CREATE TABLE IF NOT EXISTS gold.dim_customers (
customer_id BIGINT NOT NULL,
email STRING,
status STRING,
address STRING,
-- SCD columns
valid_from DATE NOT NULL,
valid_to DATE NOT NULL,
is_current BOOLEAN NOT NULL
)
USING DELTA
PARTITIONED BY (is_current)
LOCATION 'abfss://gold@storage.dfs.core.windows.net/dim_customers'
""")
Partitioning by is_current is a significant optimization. Your most common query — WHERE is_current = true — reads only the true partition, which is typically a small fraction of the total table size. Historical data accumulates in the false partition and is scanned only for point-in-time queries.

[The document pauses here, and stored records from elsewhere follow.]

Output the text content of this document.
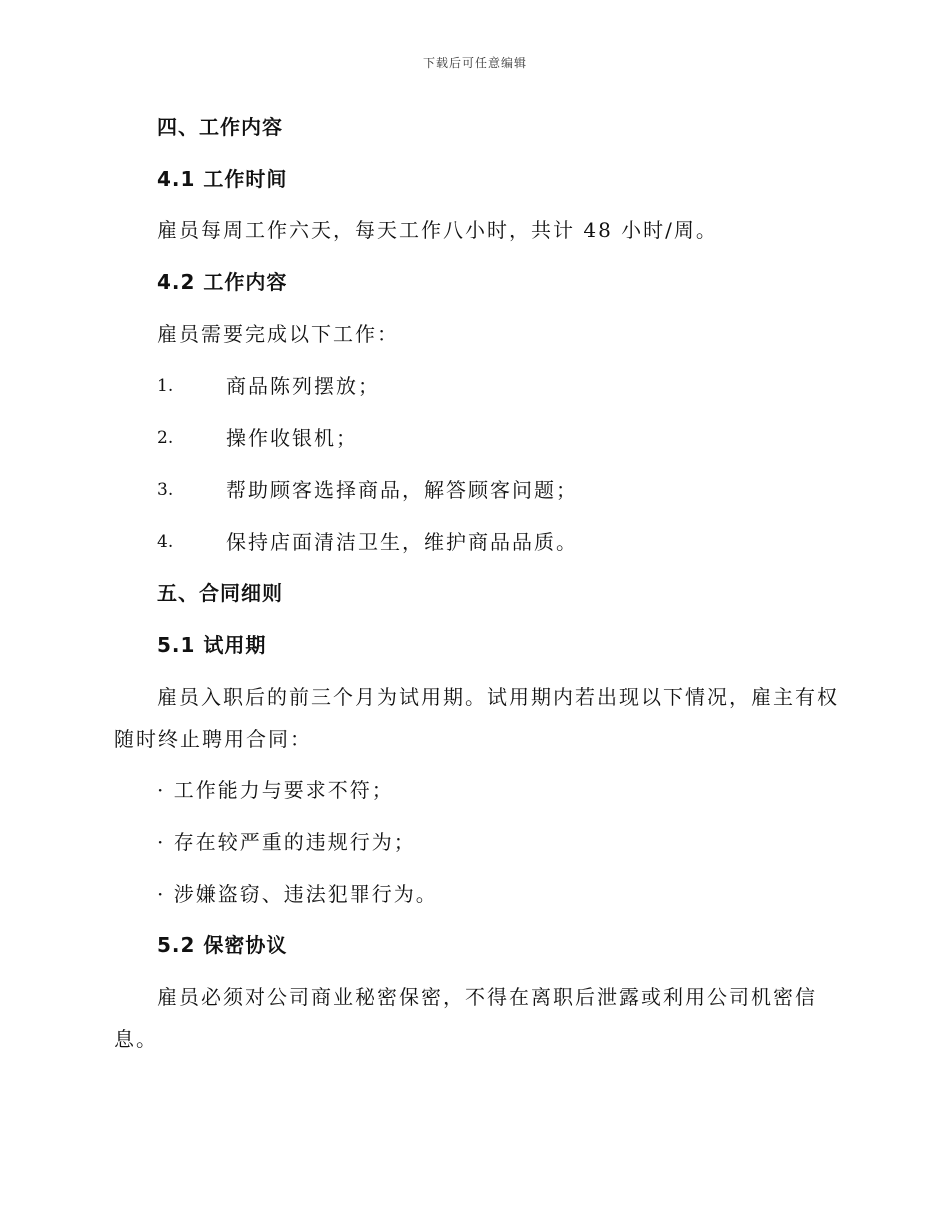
下载后可任意编辑
四、工作内容
4.1 工作时间
雇员每周工作六天，每天工作八小时，共计 48 小时/周。
4.2 工作内容
雇员需要完成以下工作：
1.	商品陈列摆放；
2.	操作收银机；
3.	帮助顾客选择商品，解答顾客问题；
4.	保持店面清洁卫生，维护商品品质。
五、合同细则
5.1 试用期
雇员入职后的前三个月为试用期。试用期内若出现以下情况，雇主有权
随时终止聘用合同：
· 工作能力与要求不符；
· 存在较严重的违规行为；
· 涉嫌盗窃、违法犯罪行为。
5.2 保密协议
雇员必须对公司商业秘密保密，不得在离职后泄露或利用公司机密信
息。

Querying SCD Type 2 tables
Current state of all customers:
SELECT customer_id, email, status, address
FROM gold.dim_customers
WHERE is_current = true
Point-in-time snapshot (what did the data look like on 2024-06-01?):
SELECT customer_id, email, status, address
FROM gold.dim_customers
WHERE valid_from <= '2024-06-01'
AND valid_to >= '2024-06-01'
Full history for a specific customer:
SELECT customer_id, email, status, valid_from, valid_to, is_current
FROM gold.dim_customers
WHERE customer_id = 101
ORDER BY valid_from
Production gotchas
Null handling in change detection. Standard inequality (<>) returns NULL when either side is NULL. A column that was NULL and becomes a value, or vice versa, won't be detected as changed. Fix with explicit null-safe comparison:
change_cond = " OR ".join([
f"(target.{c} <> source.{c} OR (target.{c} IS NULL) <> (source.{c} IS NULL))"
for c in tracked_cols
])
Deduplication of source data. If your source contains multiple rows for the same key in the same batch (two updates to the same customer in one day), deduplicate before applying SCD2. Keep only the latest version per key:
from pyspark.sql import Window
w = Window.partitionBy(*key_cols).orderBy(F.col("updated_at").desc())
source_df = source_df.withColumn("rn", F.row_number().over(w)).filter("rn = 1").drop("rn")
OPTIMIZE on the historical partition. The is_current = false partition grows continuously and never gets compacted unless you run OPTIMIZE explicitly. Schedule it weekly:
spark.sql(f"OPTIMIZE {target_table} WHERE is_current = false ZORDER BY ({', '.join(key_cols)})")
Avoid aggressive VACUUM. Delta Lake's VACUUM deletes old file versions. If you're keeping 90 days of SCD history, make sure your VACUUM retention is longer than the audit window you need. The default is 7 days — likely too short.